Adam decides to go and finish his mission, finding Pee Wee and Al Tayeb in a makeshift hospital. Al Tayeb reveals that he has been framed by the French government--he was invited to France under pretense of discussing Sudanese politics but was the victim of an assassination attempt. It killed his wife and grievously injured his daughter. He was attacked because of past connections with Senator Marconnet, which the senator wants to keep hidden. Al Tayeb has been gathering funds (hence the bank heist) for the medical treatment of his daughter, whilst the government has branded him a terrorist.

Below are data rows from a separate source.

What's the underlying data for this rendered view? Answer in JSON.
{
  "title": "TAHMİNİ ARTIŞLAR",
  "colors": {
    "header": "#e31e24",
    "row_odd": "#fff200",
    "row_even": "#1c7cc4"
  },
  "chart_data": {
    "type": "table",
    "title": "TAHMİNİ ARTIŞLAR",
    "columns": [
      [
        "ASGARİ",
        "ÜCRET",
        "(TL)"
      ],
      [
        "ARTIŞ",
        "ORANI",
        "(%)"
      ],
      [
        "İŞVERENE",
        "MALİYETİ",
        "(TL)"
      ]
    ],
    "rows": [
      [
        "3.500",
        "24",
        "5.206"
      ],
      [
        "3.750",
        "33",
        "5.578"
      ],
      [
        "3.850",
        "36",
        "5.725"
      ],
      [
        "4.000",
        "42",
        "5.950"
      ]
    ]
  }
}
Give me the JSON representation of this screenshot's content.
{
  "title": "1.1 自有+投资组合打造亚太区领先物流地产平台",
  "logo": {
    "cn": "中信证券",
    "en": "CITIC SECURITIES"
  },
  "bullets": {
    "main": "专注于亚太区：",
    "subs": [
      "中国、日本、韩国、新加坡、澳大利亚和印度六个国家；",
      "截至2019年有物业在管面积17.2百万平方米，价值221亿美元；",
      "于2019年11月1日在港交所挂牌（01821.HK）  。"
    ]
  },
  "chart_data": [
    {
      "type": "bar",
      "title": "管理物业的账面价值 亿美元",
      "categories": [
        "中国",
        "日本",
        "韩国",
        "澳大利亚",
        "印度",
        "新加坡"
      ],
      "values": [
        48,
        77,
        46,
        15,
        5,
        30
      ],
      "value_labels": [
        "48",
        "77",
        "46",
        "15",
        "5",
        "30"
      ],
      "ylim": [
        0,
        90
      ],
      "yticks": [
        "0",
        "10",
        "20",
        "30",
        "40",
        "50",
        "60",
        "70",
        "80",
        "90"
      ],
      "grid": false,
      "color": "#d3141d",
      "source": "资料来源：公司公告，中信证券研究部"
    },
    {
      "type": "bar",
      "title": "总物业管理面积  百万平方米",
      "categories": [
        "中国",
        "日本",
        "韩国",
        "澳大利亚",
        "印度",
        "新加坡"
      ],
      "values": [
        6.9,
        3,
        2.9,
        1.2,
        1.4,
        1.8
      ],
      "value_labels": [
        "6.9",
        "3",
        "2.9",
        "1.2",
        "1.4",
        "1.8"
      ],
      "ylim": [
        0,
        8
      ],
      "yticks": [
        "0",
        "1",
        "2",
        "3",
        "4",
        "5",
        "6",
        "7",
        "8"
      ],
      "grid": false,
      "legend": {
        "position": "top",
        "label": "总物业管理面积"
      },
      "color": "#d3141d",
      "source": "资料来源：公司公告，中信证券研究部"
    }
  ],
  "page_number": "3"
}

Meanwhile, Kruger wants to clean up and has sent two units of elite commandos to kill Al Tayeb, Victor, and everyone connected to the operation, under the direction of Senator Marconnet. As the commandos enter the hospital, they murder Al Tayeb. Adam and Pee Wee kill the commandos and escape with Al Tayeb's daughter. Kruger leads a second team to dispose of Victor and the other gang members. Kruger also attempts to murder Victor's children, but Adam arrives in time to kill Kruger and reunite with Hélène and Jonathan. Lastly, Pee Wee and Adam expose Senator Marconnet's connections to Al Tayeb, which makes front page news.

==Critical reception==
On Rotten Tomatoes, the film has an approval rating of 75% based on reviews from 8 critics, with an average rating of 5.4/10. Noel Murray of the Los Angeles Times wrote that AKA does not innovate in the undercover genre, but he praised Florent Astolfi's moody cinematography and Etienne Forget's score for adding texture and drive.

Roger Moore rated it 2 stars out of 5 based on the fact that the "incidents, relationships and even the intrigues here are all over-familiar tropes, which prevents this competently-made thriller ever rise to the level of engaging."

Eric Debarnot from Benzine, a French-language cultural web magazine, wrote that the film had achieved a worldwide and well-deserved, if albeit surprising, success.